= Paul W. Oman =

American entomologist

Paul Wilson Oman (22 February 1908, Garnett, Kansas - 4 April 1996 Corvallis, Oregon) was an American entomologist and a specialist on leafhopper taxonomy.

Paul Oman was born in Kansas in 1908 and was educated at Garnett high school, the University of Kansas (A.B., 1930; A.M., 1935) and the George Washington University (Ph.D., 1941). His MA thesis was titled A generic revision of American Bythoscopinae and South American Jassinae (1935)and his PhD work from George Washington University was on The Nearctic Leafhoppers (Homoptera:Cicadellidae), a generic classification and checklist (1949) which was reviewed by Z.P. Metcalf who called it was "one of the most outstanding recent contributions to the study of one of the most difficult families of the Homoptera." In 1930, Oman joined the United States Department of Agriculture (USDA) as a Junior Entomologist with the Taxonomic unit of the Bureau of Entomology and Plant Quarantine. Specializing in the study of insects as vectors of plant diseases, Oman worked for the U.S.D.A. Entomology Research Division before taking a position at Oregon State University in 1967 to work as a Professor for the Entomology Dept. In 1973, Oman was appointed chairman of the department and two years later, he became Professor Emeritus.

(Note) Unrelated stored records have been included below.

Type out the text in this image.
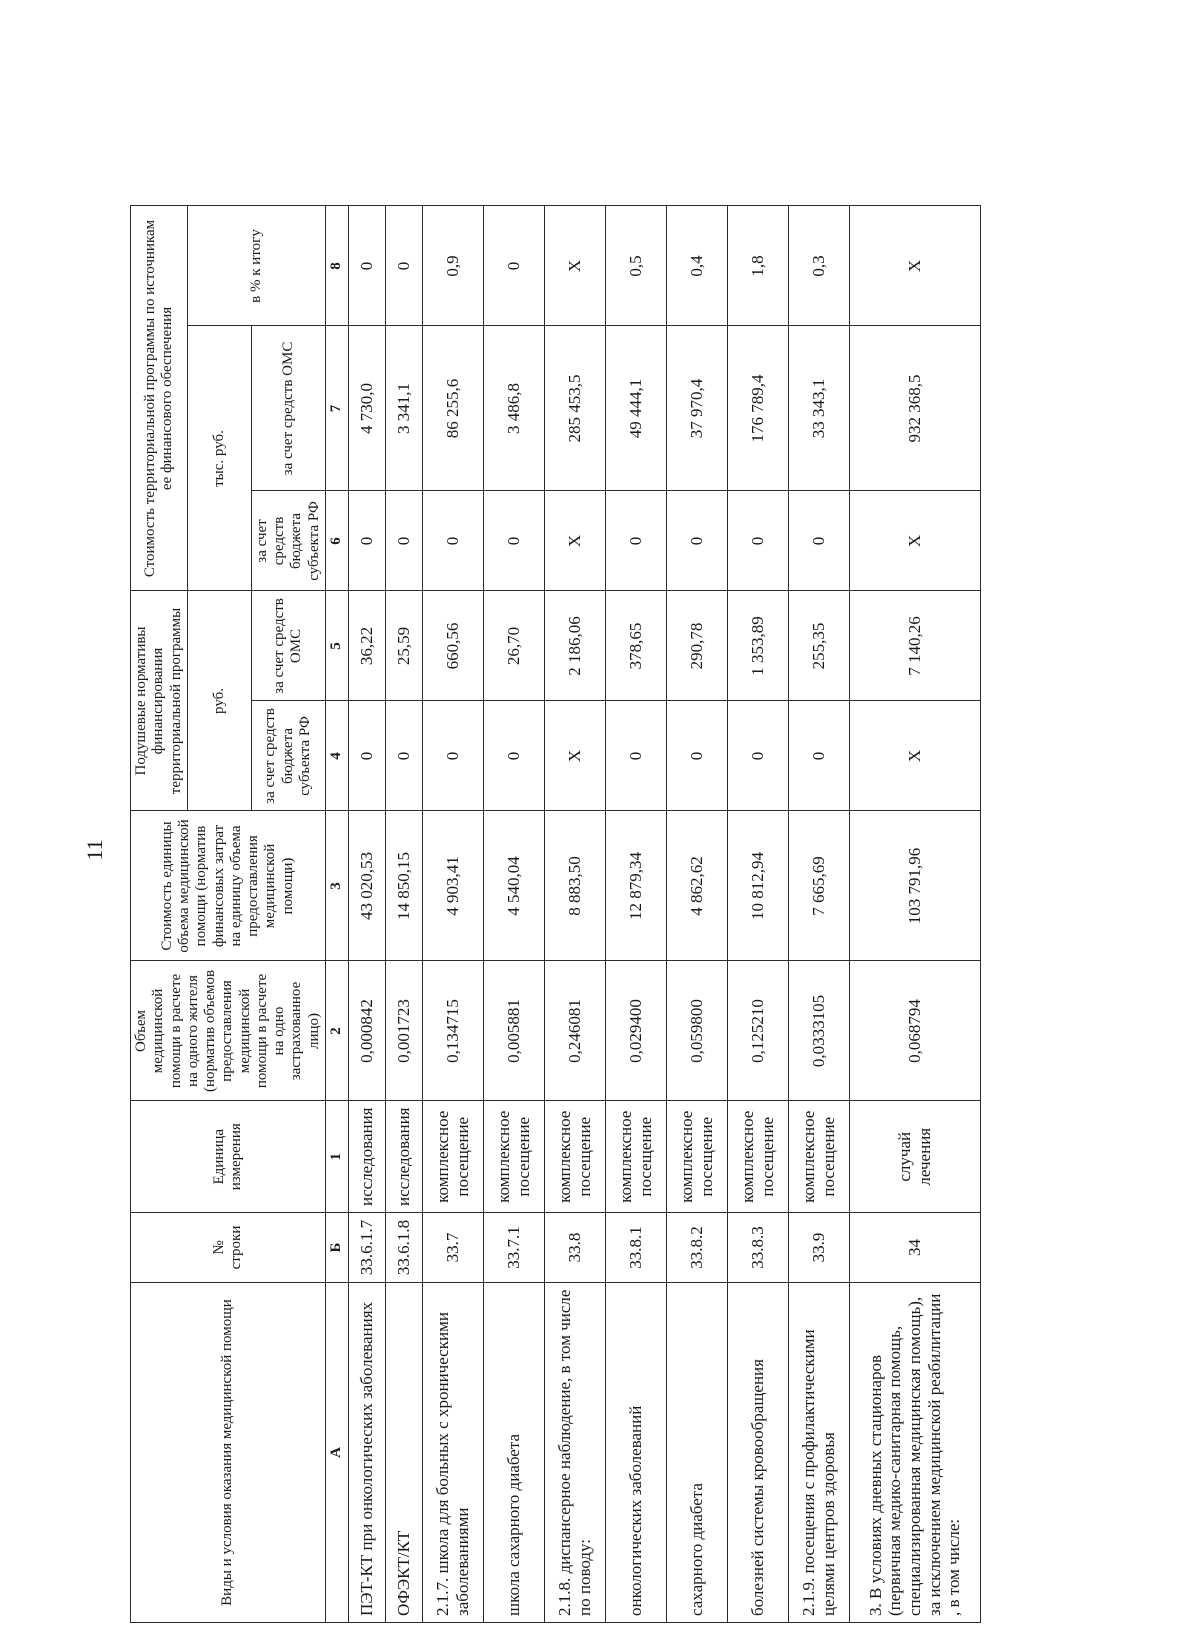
11
Виды и условия оказания медицинской помощи	№ строки	Единица измерения	Объем медицинской помощи в расчете на одного жителя (норматив объемов предоставления медицинской помощи в расчете на одно застрахованное лицо)	Стоимость единицы объема медицинской помощи (норматив финансовых затрат на единицу объема предоставления медицинской помощи)	Подушевые нормативы финансирования территориальной программы		Стоимость территориальной программы по источникам ее финансового обеспечения		
					руб.		тыс. руб.		в % к итогу
					за счет средств бюджета субъекта РФ	за счет средств ОМС	за счет средств бюджета субъекта РФ	за счет средств ОМС	
А	Б	1	2	3	4	5	6	7	8
ПЭТ-КТ при онкологических заболеваниях	33.6.1.7	исследования	0,000842	43 020,53	0	36,22	0	4 730,0	0
ОФЭКТ/КТ	33.6.1.8	исследования	0,001723	14 850,15	0	25,59	0	3 341,1	0
2.1.7. школа для больных с хроническими заболеваниями	33.7	комплексное посещение	0,134715	4 903,41	0	660,56	0	86 255,6	0,9
школа сахарного диабета	33.7.1	комплексное посещение	0,005881	4 540,04	0	26,70	0	3 486,8	0
2.1.8. диспансерное наблюдение, в том числе по поводу:	33.8	комплексное посещение	0,246081	8 883,50	Х	2 186,06	Х	285 453,5	Х
онкологических заболеваний	33.8.1	комплексное посещение	0,029400	12 879,34	0	378,65	0	49 444,1	0,5
сахарного диабета	33.8.2	комплексное посещение	0,059800	4 862,62	0	290,78	0	37 970,4	0,4
болезней системы кровообращения	33.8.3	комплексное посещение	0,125210	10 812,94	0	1 353,89	0	176 789,4	1,8
2.1.9. посещения с профилактическими целями центров здоровья	33.9	комплексное посещение	0,0333105	7 665,69	0	255,35	0	33 343,1	0,3
3. В условиях дневных стационаров (первичная медико-санитарная помощь, специализированная медицинская помощь), за исключением медицинской реабилитации , в том числе:	34	случай лечения	0,068794	103 791,96	Х	7 140,26	Х	932 368,5	Х
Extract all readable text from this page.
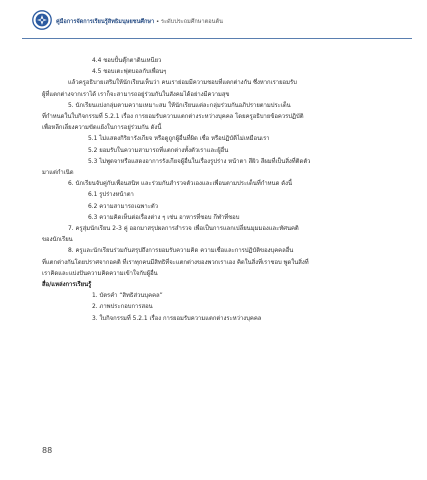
คู่มือการจัดการเรียนรู้สิทธิมนุษยชนศึกษา • ระดับประถมศึกษาตอนต้น
4.4 ชอบปั้นตุ๊กตาดินเหนียว
4.5 ชอบเตะฟุตบอลกับเพื่อนๆ
แล้วครูอธิบายเสริมให้นักเรียนเห็นว่า คนเราย่อมมีความชอบที่แตกต่างกัน ซึ่งหากเรายอมรับ
ผู้ที่แตกต่างจากเราได้ เราก็จะสามารถอยู่ร่วมกันในสังคมได้อย่างมีความสุข
5. นักเรียนแบ่งกลุ่มตามความเหมาะสม ให้นักเรียนแต่ละกลุ่มร่วมกันอภิปรายตามประเด็น
ที่กำหนดในใบกิจกรรมที่ 5.2.1 เรื่อง การยอมรับความแตกต่างระหว่างบุคคล โดยครูอธิบายข้อควรปฏิบัติ
เพื่อหลีกเลี่ยงความขัดแย้งในการอยู่ร่วมกัน ดังนี้
5.1 ไม่แสดงกิริยารังเกียจ หรือดูถูกผู้อื่นที่ผิด เชื่อ หรือปฏิบัติไม่เหมือนเรา
5.2 ยอมรับในความสามารถที่แตกต่างทั้งตัวเราและผู้อื่น
5.3 ไม่พูดจาหรือแสดงอาการรังเกียจผู้อื่นในเรื่องรูปร่าง หน้าตา สีผิว สีผมที่เป็นสิ่งที่ติดตัว
มาแต่กำเนิด
6. นักเรียนจับคู่กับเพื่อนสนิท และร่วมกันสำรวจตัวเองและเพื่อนตามประเด็นที่กำหนด ดังนี้
6.1 รูปร่างหน้าตา
6.2 ความสามารถเฉพาะตัว
6.3 ความคิดเห็นต่อเรื่องต่าง ๆ เช่น อาหารที่ชอบ กีฬาที่ชอบ
7. ครูสุ่มนักเรียน 2-3 คู่ ออกมาสรุปผลการสำรวจ เพื่อเป็นการแลกเปลี่ยนมุมมองและทัศนคติ
ของนักเรียน
8. ครูและนักเรียนร่วมกันสรุปถึงการยอมรับความคิด ความเชื่อและการปฏิบัติของบุคคลอื่น
ที่แตกต่างกันโดยปราศจากอคติ ที่เราทุกคนมีสิทธิที่จะแตกต่างของพวกเราเอง คิดในสิ่งที่เราชอบ พูดในสิ่งที่
เราคิดและแบ่งปันความคิดความเข้าใจกับผู้อื่น
สื่อ/แหล่งการเรียนรู้
1. บัตรคำ “สิทธิส่วนบุคคล”
2. ภาพประกอบการสอน
3. ใบกิจกรรมที่ 5.2.1 เรื่อง การยอมรับความแตกต่างระหว่างบุคคล
88
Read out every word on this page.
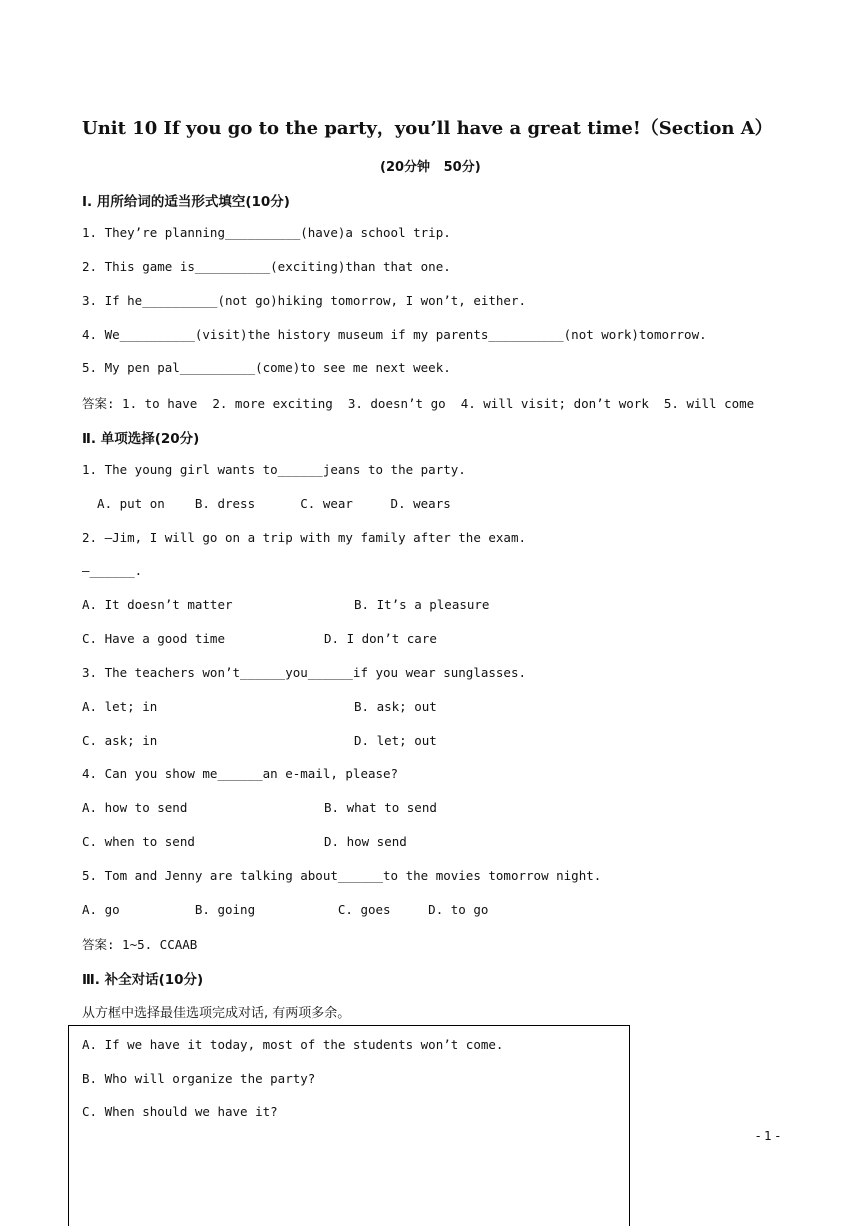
Unit 10 If you go to the party，you’ll have a great time!（Section A）
(20分钟   50分)
Ⅰ. 用所给词的适当形式填空(10分)
1. They’re planning__________(have)a school trip.
2. This game is__________(exciting)than that one.
3. If he__________(not go)hiking tomorrow, I won’t, either.
4. We__________(visit)the history museum if my parents__________(not work)tomorrow.
5. My pen pal__________(come)to see me next week.
答案: 1. to have  2. more exciting  3. doesn’t go  4. will visit; don’t work  5. will come
Ⅱ. 单项选择(20分)
1. The young girl wants to______jeans to the party.
A. put on    B. dress      C. wear     D. wears
2. —Jim, I will go on a trip with my family after the exam.
—______.
A. It doesn’t matter	B. It’s a pleasure
C. Have a good time	D. I don’t care
3. The teachers won’t______you______if you wear sunglasses.
A. let; in	B. ask; out
C. ask; in	D. let; out
4. Can you show me______an e-mail, please?
A. how to send	B. what to send
C. when to send	D. how send
5. Tom and Jenny are talking about______to the movies tomorrow night.
A. go          B. going           C. goes     D. to go
答案: 1~5. CCAAB
Ⅲ. 补全对话(10分)
从方框中选择最佳选项完成对话, 有两项多余。
A. If we have it today, most of the students won’t come.
B. Who will organize the party?
C. When should we have it?
- 1 -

Oman specialized in the study of Auchenorrhyncha. Oman joined as a lieutenant in 1942 and served in the United States Army during World War II and the Korean War, conducting studies on medical entomology and the biological control of insects. Oman worked from 1960 to 1962 at New Delhi as director for the Far East Regional Research Office for the USDA overseeing PL 480 funds to agriculture research. He was the curator of The Oregon State Arthropod Collection from 1967 to 1971, and contributed over 200,000 insects to it.